What to do when Seq2Seq network repeats words over and over in output?

This type of repetition is called a "text degeneration".

There is a great paper from 2019 which analyse this phenomenon: The Curious Case of Neural Text Degeneration by Ari Holtzman et al. from the Allen Institute for Artificial Intelligence.

The repetition may come from the type of text search (text sampling) on the decoder site. Many people implement this just by the most probable next world proposed by the model (argmax on the softmax on the last layer) or by so called beam search. In fact the beam search is the industry standard for today.

This is the example of Beam search from the article:

Continuation (BeamSearch, b=10):

"The unicorns were able to communicate with each other, they said unicorns. a statement that the unicorns. Professor of the Department of Los Angeles, the most important place the world to be recognition of the world to be a of the world to be a of the world to be a of the world to be a of the world to be a of the world to be a of the world to be a of the world to be a of the…

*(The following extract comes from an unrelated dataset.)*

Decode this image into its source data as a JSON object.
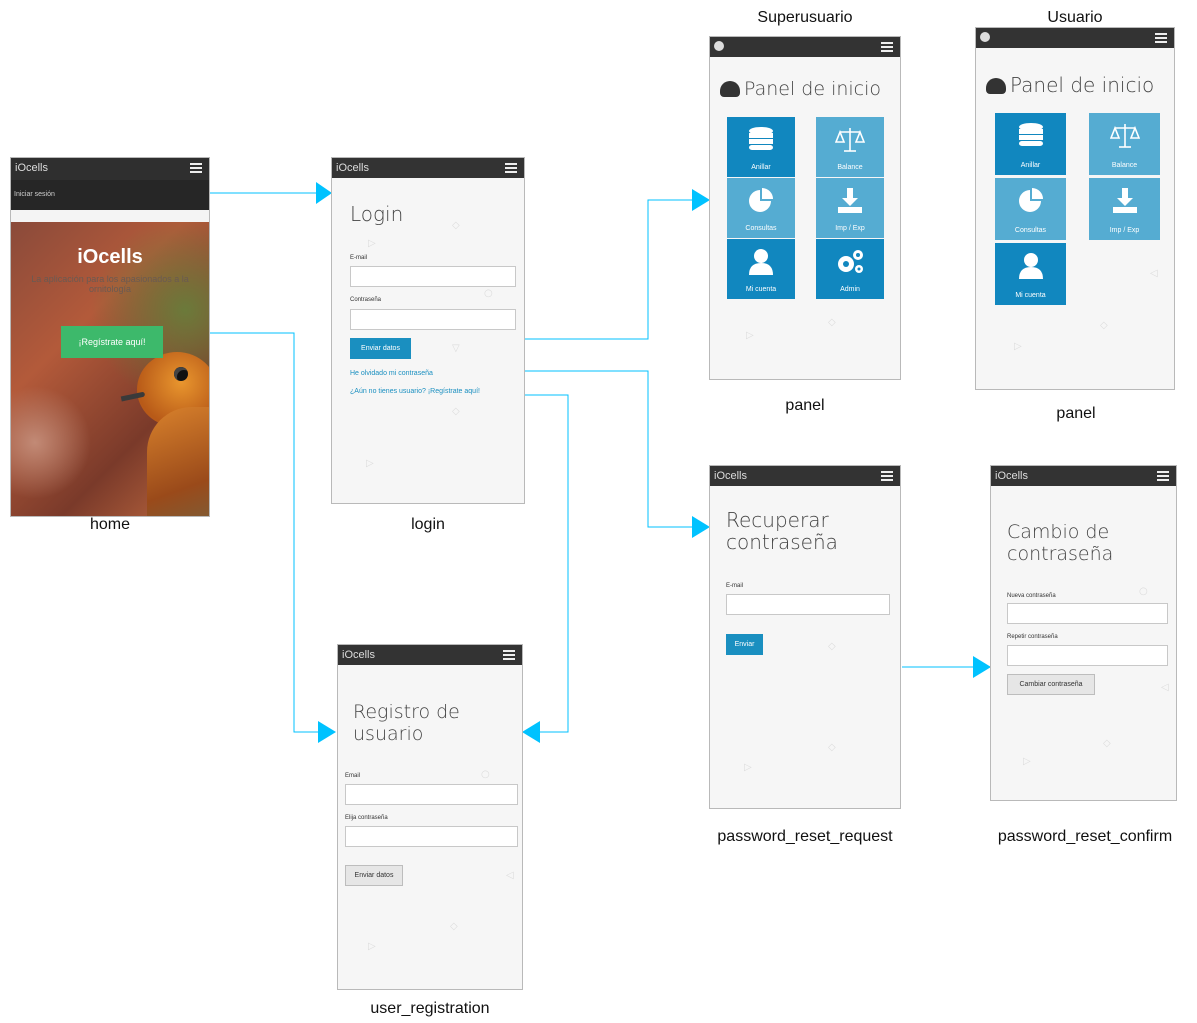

As you can see there is a great amount of repetition.

According to the paper this curious case may be explained by the fact that each repeated sequence of words have higher probability than the sequence without the next repetition: enter image description here

The article propose some workarounds with words sampling by the decoder. It definitely requires more study, but this is the best explanation we have today.

The other is that your model need still more training. In many cases I faced a similar behaviour when I had big training set and model still couldn't generalise well over whole diversity of the data. To test this hypothesis - try to train on smaller dataset and see if it generalise (produce meaningful results).

But even if your model generalise well enough, that doesn't mean you won't ever face the repetition pattern. Unless you change the sampling patter of the decoder, it is a common scenario.


If you train on a small data then try to decrease the number of parameters, f. e. number of neurons in each layer.

For me, when the network outputs one word all the time, significant decrease of learning rate helps.